Jumbo loans traditionally have higher interest rates than conforming loans, and are meant to help highly qualified borrowers afford expensive homes. Jumbo loans are for more than $417,000 -- or $625,500 in Hawaii and Alaska -- the limits set by Fannie Mae and Freddie Mac as conforming loan limits.
To qualify for such high loans, jumbo loan borrowers are often required to have lower debt-to-income ratios, higher credit scores of 700 or better, larger down payments of at least 20 percent, and higher reserve funds than conforming loan borrowers.
Jumbo loans aren't sold to Fannie Mae or Freddie Mac, so banks have more flexibility to down payment and debt-to-income ratios, says Travis Saling, a mortgage loan officer at Sierra Pacific Mortgage in San Diego, CA. Fannie and Freddie charge specific fees called "guarantee fees" to help guard against defaulted loan exposure. Jumbo loans are cheaper, in part, because they don't have such fees, Saling says.
Go where the money is
By making jumbo loans appealing to high-wealth customers, banks can use the loans as an opportunity to cross sell auto loans, credit cards, home improvement loans, lines of credit, checking accounts and other bank services, says Norman Koenigsberg, president of First Choice Loan Services, Inc., in East Brunswick, N.J.
"It creates a client for life relationship," Koenigsberg says. "It's been a strategy for many, many years."
More affluent customers will likely have more equity in their property, partly because jumbo loans require down payments of at least 20 percent, and the home will be a better piece of collateral for the bank to have, he says.
"This has allowed the larger lenders to reach an audience that would have been harder to reach without this," Koenigsberg says.
Some lenders give a 0.25 percentage point jumbo loan discount to borrowers who open a checking or savings account with them and sign up for automatic mortgage payment, says Van Tran, vice president of The Federal Savings Bank in Chicago and owner of My VA Rates, a website that helps veterans get VA jumbo loans.
"If you have a mortgage with them and they can see all your assets, then they're going to call you from time to time and try to sell you services," Tran says of banks going after clients who are worth millions.
Investors seeking mortgages
Another reason jumbo loans are cheap is because investors want them and there isn't much supply, says Casey Fleming, president of the Silicon Valley chapter of the California Association of Mortgage Professionals. Historically the spread between conventional conforming loans and non-conforming jumbo loans is 0.50 to 1 percentage points, though on many days in today's market there's no difference at all, Fleming says.

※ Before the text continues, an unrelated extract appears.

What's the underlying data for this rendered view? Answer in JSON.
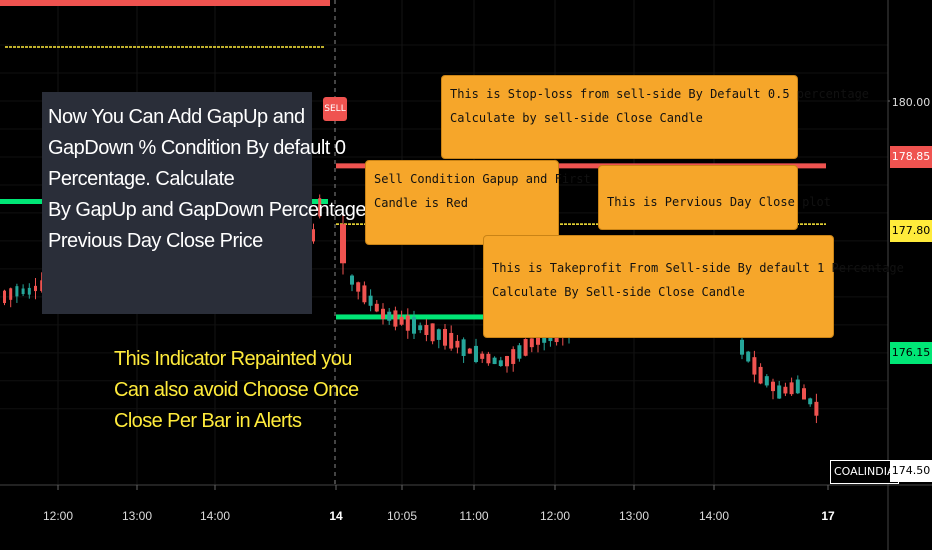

Almost all mortgage loans are packaged into pools and sold to investors, he says. "The investors then replenish their cash by raising money, usually by issuing debt in the form of bonds, secured by the cash flow from the mortgages in the pool," Fleming says.
But worldwide unrest and financial uncertainty is increasing demand for U.S. bonds, but supply is down, he says. New mortgage originations are at a 20-year low, and competition among bond buyers and low supply drive the price up and the interest rate down, Fleming says.
Jumbo mortgage rates should go up within the next five years, Koenigsberg says, which could cause potential harm to banks holding such loans for 30 years that are collecting historically low interest rates.
Lastly, jumbo rates are low because banks are offering very low yields on their customers' deposits, often less than 1 percent on a savings account, Saling says. Having a borrower pay around 4 percent interest on a jumbo loan for 30 years leads to healthy returns that banks want to keep on their books instead of selling them on the secondary market, he says.
"Smaller companies that don't have the luxury to hold the loans are having no issues selling them as the big banks are eager to take on these clients," Saling says. "The underwriting standards are still very tight so the banks see these clients who are able to obtain jumbo loans as extremely safe investments."